Autant de perles que savent retrouver les malins qui plongent dans nos archives dont l’accès est libre sur le site, rappelons-le. Attention, pas de nostalgie, pas de « c’était mieux avant ». Claude est bien présent. « Vous avez deux minutes pour laisser votre message » disait la voix de Totof, le roi du répondeur.
Nous lui avions consacré une émission entière en 2006, la voici, en hommage et en fraternité avec ses proches et ses lointains.
Salut frangin.
Claude était descendu même jusqu’à Uzeste en août 2019 pour causer dans le poste de Radio Uz, la radio locale et nomade d’Antoine Chao qui est là chaque année pour Uzeste Musical, le festival le plus regonflant du monde. Claude avait aussi laissé des messages lors de Nuit debout, sur la radio éphémère d’Antoine en 2016. Une archive historique !
Écouter le message :
QUELQUES MOTS SUR LE RÉPONDEUR DE LÀ-BAS
Aujourd’hui les réseaux sociaux et la multiplication infinie des échanges ont remplacé le répondeur téléphonique. Mais nous ne sommes pas peu fiers des milliers de messages - environs 25 000 (!) - diffusés au cours des 25 ans de l’émission sur Inter puis désormais sur le net, pas peu fiers d’avoir laissé chaque jour librement la parole à nos financeurs, c’est-à-dire aux auditeurs payant la fameuse « redevance » que la bande à Macron a supprimé alors que cet impôt marquait un lien particulier avec les médias du service public et notamment Radio France.
Il n’y a plus d’auditeurs aujourd’hui il n’y a que des audiences. Des chiffres d’audience. 500 000, un million, 20 millions, mais qui sont-ils ? Des chiffres dans des études de marché comme on en fait pour n’importe quel produit qui renseignent sur les goûts et les attentes du client et de la ménagère de plus de cinquante ans. Le marketing est une technique éprouvée qui n’exige pas de talent particulier. Faire monter la flèche de l’audience est le seul but et l’unique critère. La quantité. Mais qui sont-ils ces auditeurs ? Des chiffres passifs ? Des consoditeurs ? Non, ne dites pas ça, il y a des émissions « interactives ». C’est vrai, on connait la formule : « Vous êtes sur l’antenne, posez votre question ». Oui, comme au collège, levez le doigt, le maître va vous répondre. Le maître c’est-à-dire le journaliste et son invité, l’expert, le sachant. Les questions sont d’ailleurs soigneusement filtrées, pas de débordement.

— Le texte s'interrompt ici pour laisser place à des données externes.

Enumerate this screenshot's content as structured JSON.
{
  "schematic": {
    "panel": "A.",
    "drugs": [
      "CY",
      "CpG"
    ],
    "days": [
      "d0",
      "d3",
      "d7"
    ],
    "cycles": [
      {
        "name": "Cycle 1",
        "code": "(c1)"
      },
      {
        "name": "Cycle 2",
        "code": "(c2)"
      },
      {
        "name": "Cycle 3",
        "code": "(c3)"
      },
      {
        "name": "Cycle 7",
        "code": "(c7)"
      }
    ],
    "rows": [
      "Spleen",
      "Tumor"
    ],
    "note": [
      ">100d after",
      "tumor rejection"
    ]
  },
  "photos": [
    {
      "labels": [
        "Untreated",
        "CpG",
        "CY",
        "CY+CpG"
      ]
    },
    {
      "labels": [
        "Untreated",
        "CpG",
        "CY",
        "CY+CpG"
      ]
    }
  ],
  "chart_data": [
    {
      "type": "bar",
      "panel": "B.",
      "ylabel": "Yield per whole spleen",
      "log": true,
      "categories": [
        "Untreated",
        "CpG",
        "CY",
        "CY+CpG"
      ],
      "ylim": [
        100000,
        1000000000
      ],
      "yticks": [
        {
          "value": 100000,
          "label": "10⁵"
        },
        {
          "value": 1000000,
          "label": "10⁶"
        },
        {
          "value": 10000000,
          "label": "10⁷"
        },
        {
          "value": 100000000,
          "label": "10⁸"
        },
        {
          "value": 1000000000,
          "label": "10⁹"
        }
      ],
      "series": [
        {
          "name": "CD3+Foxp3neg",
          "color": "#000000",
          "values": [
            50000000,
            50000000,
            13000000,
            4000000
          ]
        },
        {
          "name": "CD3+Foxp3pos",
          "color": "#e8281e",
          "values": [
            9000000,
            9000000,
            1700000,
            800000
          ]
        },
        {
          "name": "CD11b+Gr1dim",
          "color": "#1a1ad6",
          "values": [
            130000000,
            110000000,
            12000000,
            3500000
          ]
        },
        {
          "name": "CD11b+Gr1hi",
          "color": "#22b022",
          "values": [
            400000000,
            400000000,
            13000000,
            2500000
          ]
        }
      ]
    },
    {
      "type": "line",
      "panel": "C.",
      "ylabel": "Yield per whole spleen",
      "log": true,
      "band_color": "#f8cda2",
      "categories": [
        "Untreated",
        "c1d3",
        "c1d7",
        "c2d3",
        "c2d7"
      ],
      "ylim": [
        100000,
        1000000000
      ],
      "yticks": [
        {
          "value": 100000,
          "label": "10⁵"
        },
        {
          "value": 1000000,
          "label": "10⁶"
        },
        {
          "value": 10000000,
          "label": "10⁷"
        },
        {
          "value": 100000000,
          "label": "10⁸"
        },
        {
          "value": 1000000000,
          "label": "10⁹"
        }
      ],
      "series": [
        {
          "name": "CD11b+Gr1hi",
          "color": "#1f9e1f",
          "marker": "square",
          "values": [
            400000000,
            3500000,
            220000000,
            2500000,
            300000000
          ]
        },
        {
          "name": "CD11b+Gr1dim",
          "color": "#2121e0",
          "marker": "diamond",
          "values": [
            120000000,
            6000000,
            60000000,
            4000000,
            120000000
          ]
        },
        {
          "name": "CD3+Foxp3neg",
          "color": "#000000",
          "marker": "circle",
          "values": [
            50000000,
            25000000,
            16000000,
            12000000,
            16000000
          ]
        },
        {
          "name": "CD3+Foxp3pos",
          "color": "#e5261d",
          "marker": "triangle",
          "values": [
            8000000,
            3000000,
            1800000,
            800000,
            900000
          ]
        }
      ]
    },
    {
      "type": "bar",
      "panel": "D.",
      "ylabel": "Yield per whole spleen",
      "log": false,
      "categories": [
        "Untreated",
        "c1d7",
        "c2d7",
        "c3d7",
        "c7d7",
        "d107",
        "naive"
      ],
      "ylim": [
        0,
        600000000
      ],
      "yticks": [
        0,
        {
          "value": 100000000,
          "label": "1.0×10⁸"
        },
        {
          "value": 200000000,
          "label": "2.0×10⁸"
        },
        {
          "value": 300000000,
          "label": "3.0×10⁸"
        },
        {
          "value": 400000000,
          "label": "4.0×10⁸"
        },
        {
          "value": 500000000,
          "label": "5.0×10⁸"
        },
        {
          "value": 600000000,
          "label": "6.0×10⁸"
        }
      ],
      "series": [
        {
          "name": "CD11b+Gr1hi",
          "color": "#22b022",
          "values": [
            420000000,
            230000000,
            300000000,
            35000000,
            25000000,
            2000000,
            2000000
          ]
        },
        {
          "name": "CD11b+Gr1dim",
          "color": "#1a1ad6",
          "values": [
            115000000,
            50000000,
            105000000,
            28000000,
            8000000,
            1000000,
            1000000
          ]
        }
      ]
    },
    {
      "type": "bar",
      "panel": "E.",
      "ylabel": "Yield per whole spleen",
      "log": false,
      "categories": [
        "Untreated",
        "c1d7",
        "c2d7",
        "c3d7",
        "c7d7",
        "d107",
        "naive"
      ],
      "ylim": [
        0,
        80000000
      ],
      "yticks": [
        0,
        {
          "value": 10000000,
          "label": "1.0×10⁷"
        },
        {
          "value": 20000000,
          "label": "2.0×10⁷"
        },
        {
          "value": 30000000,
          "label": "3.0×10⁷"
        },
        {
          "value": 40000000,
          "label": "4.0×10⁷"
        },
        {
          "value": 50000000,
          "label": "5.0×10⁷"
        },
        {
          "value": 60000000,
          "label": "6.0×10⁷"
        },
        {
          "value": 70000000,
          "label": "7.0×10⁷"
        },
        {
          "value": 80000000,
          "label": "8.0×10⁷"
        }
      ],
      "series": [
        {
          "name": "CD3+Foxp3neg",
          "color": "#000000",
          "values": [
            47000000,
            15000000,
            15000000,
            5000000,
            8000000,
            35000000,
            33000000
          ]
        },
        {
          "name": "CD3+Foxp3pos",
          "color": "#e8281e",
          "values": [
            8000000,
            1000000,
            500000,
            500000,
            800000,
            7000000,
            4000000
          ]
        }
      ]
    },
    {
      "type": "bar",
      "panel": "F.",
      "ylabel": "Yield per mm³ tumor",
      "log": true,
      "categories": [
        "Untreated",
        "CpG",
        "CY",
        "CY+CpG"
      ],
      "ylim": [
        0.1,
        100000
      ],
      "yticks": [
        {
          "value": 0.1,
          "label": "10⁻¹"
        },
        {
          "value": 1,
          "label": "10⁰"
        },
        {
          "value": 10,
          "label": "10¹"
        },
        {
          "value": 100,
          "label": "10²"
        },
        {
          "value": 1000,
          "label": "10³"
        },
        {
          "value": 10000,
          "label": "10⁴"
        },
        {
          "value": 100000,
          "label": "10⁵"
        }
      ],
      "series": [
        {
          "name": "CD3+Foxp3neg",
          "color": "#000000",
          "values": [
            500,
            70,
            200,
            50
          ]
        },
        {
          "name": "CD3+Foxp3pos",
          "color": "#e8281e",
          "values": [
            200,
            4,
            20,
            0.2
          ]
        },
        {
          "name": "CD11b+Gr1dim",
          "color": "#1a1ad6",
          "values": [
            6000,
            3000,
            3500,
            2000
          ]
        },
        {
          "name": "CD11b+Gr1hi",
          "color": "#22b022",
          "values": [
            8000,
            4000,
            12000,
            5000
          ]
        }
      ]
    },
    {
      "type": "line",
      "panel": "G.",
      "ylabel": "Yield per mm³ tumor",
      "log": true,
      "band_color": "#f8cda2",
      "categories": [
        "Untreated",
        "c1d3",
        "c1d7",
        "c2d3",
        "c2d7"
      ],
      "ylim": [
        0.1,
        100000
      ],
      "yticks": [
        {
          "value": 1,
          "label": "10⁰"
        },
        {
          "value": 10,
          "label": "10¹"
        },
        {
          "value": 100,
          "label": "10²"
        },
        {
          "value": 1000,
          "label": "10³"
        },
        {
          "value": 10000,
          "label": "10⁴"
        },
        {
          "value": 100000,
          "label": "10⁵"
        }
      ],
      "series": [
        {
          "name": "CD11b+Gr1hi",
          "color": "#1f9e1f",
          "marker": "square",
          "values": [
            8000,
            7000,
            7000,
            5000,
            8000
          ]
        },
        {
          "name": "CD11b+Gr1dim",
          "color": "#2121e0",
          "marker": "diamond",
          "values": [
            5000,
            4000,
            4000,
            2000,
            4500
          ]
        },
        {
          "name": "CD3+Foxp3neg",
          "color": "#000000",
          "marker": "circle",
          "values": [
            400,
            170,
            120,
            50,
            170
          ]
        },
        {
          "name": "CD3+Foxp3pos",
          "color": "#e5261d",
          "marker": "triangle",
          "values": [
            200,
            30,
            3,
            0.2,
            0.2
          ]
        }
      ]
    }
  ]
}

Et si parmi ces milliers d’auditeurs certains avaient des réponses et des compétences ? On ne sait jamais. Ce fut le pari du répondeur de Là-bas. Laisser la parole. Sans faire de commentaire. Oui, pas peu fier de cette invention modeste et géniale qui présentait aussi l’avantage pour une équipe d’être plus « en phase » chaque jour avec les auditeurs et de ne pas perdre cette boussole. Il est vrai qu’il fallait faire un choix quotidien. Sur une centaine de messages il fallait en choisir cinq ou six, une dizaine tout au plus. Mais nous ne manquions pas de le rappeler « informer c’est choisir ». Ainsi on a pu faire entendre d’autres accents, d’autres manières de voir et de parler que ceux qui causent dans le poste. Chose qui agacèrent parfois nos successives directions. Il est vrai qu’en s’adressant à 600 000 auditeurs, celle qui laissait un message pour annoncer une manif écolo au fin fond de l’Ariège risquait d’avoir plus de monde que d’ordinaire. Et franchement c’est ce que nous voulions.